Fig. 5. Intranasal vaccination with RBD-fused engineered HSA induces antibodies solely toward the subunit vaccine antigen.

a Illustration of the RBD-fused albumin with CpG site-specifically conjugated to cysteine 34 (C34) in domain I of albumin, distal from the principal FcRn binding site. b RBD-specific IgG and IgA in sera, BALF, nose, and saliva at endpoint after intranasal vaccination of female Tg32-hFc mice (prime dose: 20.0 μg RBD-QMP with or without 20 μg CpG, 21.4 μg CpG-RBD-QMP, or PBS). c Percentage antigen-specific B-cells in mediastinal lymph nodes. d Illustration of ELISA for detection of antibodies against human albumin (HSA) after vaccination, and HSA-specific antibodies generated at endpoint after intranasal prime and boost with QMP-containing albumin detected using human IgG. e Illustration of the HSA/hFcRn mouse model expressing human FcRn and HSA. Immune responses at endpoint after intranasal vaccination of female mice (prime dose: 6.2 μg RBD, 20.0 μg RBD-WT and 20.0 μg RBD-QMP in combination with 20 μg CpG) displaying f RBD-specific IgG and IgA antibodies in sera and BALF, respectively, and g HSA-specific mouse IgG antibodies in sera.
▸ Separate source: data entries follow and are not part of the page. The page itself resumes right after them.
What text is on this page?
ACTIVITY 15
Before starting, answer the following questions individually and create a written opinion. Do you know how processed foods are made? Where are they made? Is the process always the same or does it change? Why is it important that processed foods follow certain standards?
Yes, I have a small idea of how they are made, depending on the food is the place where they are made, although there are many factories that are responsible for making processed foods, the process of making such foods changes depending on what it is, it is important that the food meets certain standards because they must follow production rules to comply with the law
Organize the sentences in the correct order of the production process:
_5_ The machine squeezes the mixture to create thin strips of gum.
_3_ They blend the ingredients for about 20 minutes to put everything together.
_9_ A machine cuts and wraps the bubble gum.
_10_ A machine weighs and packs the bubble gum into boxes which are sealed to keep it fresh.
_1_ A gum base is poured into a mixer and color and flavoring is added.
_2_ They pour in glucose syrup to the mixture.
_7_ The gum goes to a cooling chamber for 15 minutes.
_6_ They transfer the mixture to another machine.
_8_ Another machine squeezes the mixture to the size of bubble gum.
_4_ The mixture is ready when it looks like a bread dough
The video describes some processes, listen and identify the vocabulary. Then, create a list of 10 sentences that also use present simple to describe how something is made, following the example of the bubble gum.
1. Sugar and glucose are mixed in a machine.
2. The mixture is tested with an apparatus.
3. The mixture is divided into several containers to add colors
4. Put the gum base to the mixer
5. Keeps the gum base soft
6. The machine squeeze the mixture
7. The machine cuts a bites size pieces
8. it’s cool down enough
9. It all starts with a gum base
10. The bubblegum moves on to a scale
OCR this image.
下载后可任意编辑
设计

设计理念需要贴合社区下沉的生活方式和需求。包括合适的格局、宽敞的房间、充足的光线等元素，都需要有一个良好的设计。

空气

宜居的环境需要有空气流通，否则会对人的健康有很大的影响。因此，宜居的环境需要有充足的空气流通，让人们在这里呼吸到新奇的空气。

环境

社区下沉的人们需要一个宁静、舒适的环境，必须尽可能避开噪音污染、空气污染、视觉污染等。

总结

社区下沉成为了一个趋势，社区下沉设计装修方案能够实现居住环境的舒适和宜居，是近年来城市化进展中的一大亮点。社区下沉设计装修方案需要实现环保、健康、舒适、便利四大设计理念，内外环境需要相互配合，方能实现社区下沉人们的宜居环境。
Serology was detected using FCBA (b and f) or ELISA (d and g). Bars indicating group mean ± SD with individual mice represented as a single datapoint (except d) and curve plots presented as biological mean per group ± SD. b, d, f, g n = 6, except RBD-QMP n = 5. c All mediastinal lymph nodes per group n = 6, except RBD-QMP n = 5 were merged and samples prepared in technical triplicate for flow cytometry. b and f One-way ANOVA with Tukey’s multiple comparison. a and e Created or b, d, f, g partially created in BioRender.